On the back cover of this impressive book we see a family trekking across a snow-covered mountain pass near Banian, returning to Afghanistan. It is a trek Zalmai and his brother made, aged 15, when their family packed them off and they fled this same country. Back then – 1980 – the country had declined into war and walking out across the mountains, Zalmai promised his brother that one day he would be a photographer and would return.

He found refuge in Switzerland, and later became a citizen. But it was to be 16 years before he went back, as a photographer, on assignment for a French language newspaper to chronicle the further destruction of his country under the Taliban. After 11 September 2001, then the ensuing war and fall of the Taliban, he says, he saw the beginning of a new chapter for Afghanistan. By 2003 with some 2.5 million of the Afghan diaspora returning home, he says he began to see the colour coming back.

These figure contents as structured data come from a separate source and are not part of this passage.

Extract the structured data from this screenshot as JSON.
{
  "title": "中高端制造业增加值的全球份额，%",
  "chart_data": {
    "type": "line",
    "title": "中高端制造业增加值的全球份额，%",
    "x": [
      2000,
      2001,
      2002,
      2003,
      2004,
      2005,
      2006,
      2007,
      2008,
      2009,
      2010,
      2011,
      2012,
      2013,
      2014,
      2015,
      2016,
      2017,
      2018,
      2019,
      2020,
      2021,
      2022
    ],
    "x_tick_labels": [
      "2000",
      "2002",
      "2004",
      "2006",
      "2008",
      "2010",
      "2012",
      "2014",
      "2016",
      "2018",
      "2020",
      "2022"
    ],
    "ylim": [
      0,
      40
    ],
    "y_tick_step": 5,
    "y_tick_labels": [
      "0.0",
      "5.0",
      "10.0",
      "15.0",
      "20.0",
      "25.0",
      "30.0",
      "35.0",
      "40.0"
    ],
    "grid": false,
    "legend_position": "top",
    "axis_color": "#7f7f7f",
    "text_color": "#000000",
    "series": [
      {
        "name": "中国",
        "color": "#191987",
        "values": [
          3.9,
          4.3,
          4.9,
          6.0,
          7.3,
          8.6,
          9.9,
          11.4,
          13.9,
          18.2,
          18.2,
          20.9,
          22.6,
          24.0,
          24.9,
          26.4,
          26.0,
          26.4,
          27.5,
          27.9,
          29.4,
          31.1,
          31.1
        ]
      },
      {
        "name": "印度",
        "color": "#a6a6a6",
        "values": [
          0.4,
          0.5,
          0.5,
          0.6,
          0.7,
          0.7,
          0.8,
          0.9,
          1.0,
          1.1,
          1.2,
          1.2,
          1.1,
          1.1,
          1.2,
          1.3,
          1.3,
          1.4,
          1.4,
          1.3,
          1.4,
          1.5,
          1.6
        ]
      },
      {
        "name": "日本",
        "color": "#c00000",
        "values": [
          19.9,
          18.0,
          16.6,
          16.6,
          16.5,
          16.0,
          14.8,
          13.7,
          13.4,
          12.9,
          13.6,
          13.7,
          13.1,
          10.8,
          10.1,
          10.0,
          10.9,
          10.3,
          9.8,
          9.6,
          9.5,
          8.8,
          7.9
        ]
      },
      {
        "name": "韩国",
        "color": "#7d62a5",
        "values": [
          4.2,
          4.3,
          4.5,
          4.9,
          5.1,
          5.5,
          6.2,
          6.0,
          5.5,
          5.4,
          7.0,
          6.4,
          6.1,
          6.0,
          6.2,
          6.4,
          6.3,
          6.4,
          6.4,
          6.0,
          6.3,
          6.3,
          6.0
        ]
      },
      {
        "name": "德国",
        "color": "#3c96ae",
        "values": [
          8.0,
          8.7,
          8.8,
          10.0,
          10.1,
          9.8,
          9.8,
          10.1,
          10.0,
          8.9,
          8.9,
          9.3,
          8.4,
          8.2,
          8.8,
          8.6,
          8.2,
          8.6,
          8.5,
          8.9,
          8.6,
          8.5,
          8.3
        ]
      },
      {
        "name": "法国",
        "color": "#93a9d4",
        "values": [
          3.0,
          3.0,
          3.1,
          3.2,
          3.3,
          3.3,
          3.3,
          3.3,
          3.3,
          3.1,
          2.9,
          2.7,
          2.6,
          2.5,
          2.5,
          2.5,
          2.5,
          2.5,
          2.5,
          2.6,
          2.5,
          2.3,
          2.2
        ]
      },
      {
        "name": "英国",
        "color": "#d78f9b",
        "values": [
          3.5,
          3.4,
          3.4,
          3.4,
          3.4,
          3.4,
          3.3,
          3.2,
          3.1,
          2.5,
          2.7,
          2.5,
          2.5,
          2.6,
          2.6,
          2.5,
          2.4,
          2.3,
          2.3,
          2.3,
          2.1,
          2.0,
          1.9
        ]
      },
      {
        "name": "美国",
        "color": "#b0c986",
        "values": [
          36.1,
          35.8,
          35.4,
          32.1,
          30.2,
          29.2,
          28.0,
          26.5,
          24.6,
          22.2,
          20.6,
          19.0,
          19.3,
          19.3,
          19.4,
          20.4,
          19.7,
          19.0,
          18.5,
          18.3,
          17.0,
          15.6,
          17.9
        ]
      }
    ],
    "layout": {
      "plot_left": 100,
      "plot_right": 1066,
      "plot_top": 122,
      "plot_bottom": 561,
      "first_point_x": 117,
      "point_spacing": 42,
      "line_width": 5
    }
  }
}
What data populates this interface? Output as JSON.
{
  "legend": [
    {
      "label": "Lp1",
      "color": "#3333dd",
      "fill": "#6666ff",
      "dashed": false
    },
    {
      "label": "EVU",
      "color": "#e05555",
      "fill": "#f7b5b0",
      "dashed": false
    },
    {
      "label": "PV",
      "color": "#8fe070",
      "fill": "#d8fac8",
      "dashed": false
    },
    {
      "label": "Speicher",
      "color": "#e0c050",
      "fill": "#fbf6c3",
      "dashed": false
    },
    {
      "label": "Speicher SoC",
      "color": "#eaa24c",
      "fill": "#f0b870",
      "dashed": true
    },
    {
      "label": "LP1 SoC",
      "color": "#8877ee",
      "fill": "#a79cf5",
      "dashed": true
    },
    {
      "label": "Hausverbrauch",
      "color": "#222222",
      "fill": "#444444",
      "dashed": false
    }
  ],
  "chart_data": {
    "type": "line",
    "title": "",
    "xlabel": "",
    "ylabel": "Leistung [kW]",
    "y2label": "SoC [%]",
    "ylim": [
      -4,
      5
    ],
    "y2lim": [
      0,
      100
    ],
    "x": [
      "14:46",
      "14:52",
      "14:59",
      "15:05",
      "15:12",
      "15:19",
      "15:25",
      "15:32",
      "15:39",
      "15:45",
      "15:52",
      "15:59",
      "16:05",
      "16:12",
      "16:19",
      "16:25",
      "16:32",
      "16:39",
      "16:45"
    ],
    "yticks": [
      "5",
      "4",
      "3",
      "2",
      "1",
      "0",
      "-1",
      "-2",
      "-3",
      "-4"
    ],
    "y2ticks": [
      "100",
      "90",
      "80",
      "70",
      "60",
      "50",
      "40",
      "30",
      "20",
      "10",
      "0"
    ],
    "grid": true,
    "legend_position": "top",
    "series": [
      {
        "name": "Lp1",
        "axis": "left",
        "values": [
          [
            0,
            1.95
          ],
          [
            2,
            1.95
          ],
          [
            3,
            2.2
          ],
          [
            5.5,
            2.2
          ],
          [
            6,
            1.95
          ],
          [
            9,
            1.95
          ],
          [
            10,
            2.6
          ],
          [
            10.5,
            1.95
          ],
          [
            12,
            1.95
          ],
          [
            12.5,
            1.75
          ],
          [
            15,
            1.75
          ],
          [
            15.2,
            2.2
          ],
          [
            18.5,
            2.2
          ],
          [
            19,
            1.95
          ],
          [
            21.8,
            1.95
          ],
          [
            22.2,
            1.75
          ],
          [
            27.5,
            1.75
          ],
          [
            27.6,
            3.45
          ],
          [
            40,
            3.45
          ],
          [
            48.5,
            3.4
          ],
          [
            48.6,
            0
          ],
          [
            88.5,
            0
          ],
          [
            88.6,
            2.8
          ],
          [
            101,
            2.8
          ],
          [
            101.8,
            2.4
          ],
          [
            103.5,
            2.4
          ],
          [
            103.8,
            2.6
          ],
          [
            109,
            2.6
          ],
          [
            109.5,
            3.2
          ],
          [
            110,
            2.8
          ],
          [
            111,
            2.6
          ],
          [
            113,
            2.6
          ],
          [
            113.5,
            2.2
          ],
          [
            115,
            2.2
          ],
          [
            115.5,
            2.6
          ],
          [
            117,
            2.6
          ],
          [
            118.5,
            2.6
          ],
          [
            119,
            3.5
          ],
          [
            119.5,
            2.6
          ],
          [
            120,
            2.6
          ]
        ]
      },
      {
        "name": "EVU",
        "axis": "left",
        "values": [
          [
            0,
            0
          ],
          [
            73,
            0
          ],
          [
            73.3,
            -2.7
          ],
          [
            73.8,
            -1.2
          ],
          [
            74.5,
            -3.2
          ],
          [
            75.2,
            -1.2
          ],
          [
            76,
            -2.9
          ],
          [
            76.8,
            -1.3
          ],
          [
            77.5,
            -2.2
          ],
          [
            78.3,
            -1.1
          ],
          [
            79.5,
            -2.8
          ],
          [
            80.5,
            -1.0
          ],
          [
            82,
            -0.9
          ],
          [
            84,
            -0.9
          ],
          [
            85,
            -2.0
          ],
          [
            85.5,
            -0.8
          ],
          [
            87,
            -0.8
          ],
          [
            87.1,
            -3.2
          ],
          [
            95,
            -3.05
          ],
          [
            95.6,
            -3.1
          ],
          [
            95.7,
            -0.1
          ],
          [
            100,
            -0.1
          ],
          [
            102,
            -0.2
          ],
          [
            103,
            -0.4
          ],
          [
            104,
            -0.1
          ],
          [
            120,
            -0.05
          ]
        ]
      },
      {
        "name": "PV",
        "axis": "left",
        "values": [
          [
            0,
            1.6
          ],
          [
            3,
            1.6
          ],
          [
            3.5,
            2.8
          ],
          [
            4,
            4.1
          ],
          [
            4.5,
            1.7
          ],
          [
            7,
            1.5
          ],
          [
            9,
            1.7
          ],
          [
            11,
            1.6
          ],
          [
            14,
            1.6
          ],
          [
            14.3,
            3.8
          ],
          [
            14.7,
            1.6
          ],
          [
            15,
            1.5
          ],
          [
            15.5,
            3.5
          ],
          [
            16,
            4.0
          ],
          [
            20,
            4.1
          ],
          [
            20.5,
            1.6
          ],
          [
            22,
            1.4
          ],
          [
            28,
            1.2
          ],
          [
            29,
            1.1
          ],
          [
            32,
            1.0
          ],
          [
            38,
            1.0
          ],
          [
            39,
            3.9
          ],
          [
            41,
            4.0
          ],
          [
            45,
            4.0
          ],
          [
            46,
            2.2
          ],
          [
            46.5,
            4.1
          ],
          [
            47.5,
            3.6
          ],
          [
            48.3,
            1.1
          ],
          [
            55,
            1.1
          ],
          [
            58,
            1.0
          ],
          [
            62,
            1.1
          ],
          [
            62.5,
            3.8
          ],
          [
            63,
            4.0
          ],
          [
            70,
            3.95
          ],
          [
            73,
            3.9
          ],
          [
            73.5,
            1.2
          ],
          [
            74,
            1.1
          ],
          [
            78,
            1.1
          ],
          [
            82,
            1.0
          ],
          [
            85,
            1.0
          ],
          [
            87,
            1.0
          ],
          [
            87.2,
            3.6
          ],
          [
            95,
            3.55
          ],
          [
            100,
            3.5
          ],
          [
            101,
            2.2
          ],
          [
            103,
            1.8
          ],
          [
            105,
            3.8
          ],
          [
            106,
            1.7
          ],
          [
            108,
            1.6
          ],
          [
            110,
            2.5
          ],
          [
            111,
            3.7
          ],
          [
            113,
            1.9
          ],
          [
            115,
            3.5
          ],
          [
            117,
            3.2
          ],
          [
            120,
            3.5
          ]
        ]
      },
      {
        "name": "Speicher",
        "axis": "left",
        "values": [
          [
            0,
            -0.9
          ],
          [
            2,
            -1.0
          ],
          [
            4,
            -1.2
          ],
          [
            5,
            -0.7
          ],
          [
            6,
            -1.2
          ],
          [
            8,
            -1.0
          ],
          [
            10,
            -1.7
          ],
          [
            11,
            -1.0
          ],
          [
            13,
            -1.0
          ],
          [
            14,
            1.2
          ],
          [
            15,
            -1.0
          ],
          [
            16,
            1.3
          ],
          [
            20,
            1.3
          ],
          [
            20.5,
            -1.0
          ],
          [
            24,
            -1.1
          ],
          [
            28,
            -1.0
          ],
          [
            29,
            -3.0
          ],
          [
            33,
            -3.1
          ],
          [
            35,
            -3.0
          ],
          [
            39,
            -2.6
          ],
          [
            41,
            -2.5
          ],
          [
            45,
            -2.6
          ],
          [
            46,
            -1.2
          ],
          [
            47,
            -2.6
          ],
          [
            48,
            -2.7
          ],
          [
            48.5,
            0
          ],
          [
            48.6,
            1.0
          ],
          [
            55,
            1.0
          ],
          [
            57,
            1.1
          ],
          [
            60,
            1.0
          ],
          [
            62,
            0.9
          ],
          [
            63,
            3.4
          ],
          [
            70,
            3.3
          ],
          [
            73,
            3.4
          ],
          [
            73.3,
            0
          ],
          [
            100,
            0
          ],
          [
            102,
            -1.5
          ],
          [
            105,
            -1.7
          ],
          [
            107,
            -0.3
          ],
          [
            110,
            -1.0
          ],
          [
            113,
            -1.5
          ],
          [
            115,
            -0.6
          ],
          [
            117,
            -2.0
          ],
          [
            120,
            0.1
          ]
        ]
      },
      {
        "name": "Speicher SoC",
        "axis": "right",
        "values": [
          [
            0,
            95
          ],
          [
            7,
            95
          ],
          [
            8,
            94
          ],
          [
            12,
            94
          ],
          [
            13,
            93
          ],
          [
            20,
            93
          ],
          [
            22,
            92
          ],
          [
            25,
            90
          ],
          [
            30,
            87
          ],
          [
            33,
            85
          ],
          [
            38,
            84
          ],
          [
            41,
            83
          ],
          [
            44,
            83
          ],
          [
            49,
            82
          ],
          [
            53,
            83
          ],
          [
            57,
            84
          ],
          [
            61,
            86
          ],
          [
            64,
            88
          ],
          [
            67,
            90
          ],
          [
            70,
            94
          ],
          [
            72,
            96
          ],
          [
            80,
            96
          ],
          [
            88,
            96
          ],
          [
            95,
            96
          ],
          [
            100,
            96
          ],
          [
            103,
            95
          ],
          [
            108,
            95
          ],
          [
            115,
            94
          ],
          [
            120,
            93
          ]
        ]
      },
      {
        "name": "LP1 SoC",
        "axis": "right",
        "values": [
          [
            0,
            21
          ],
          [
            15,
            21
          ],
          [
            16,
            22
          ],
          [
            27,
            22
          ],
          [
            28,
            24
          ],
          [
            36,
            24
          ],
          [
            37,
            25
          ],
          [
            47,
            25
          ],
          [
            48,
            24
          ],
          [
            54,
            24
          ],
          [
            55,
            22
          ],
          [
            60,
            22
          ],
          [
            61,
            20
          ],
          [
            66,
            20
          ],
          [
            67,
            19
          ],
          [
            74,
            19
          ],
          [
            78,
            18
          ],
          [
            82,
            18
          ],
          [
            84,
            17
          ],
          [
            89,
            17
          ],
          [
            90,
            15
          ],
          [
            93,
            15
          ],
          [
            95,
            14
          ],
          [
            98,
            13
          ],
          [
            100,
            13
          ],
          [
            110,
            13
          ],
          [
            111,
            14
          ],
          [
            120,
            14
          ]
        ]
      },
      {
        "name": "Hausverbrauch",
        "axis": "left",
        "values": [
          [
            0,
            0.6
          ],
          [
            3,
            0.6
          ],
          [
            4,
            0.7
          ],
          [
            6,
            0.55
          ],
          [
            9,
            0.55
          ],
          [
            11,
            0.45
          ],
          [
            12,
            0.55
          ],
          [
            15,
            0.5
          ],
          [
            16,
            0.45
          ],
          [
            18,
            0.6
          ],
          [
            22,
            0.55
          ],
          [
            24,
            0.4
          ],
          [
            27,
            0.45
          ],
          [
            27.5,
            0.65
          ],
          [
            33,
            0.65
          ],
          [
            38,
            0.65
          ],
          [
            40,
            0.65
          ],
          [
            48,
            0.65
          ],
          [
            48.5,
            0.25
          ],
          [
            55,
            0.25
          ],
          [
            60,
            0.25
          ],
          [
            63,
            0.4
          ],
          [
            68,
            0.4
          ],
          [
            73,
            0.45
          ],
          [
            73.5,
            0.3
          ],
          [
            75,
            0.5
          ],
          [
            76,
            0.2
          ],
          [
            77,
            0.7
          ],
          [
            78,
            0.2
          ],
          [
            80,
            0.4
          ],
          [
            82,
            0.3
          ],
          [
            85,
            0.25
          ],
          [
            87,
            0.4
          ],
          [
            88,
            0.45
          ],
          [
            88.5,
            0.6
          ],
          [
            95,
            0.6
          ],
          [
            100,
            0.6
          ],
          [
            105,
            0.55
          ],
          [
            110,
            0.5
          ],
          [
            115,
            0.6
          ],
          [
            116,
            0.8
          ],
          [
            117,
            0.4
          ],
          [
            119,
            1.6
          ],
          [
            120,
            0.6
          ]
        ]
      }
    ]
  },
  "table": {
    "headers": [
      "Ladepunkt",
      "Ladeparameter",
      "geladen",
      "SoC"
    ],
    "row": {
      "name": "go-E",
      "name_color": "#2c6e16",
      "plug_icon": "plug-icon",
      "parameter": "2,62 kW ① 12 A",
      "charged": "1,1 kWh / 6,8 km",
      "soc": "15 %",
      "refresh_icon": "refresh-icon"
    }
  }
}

Zalmai’s experience and knowledge of the Afghan people grants us a privileged view of their lives. Clinging to the ruins of a house in deep winter against the backdrop of the unforgiving snow-covered mountains or crawling amongst the ruins of the great Buddhas of Banian, which the Taliban destroyed, the Afghan people in his photographs display a proud hope. The life they have returned to is uncompromisingly harsh, and the means to survive and rebuild frustratingly absent, yet the faces we see look at us with desire and determination.

The sweeping panoramic format of the book and the warm hues of the colour prints pull the reader in. Zalmai’s camera provides an unsentimental glimpse of an Afghanistan emerging into the light after decades in darkness. “And so I set out to find this hope, with – for the first time – colour film in my camera” says Zalmai. With these photographs he cements the second part of that promise he uttered all those years ago, to return.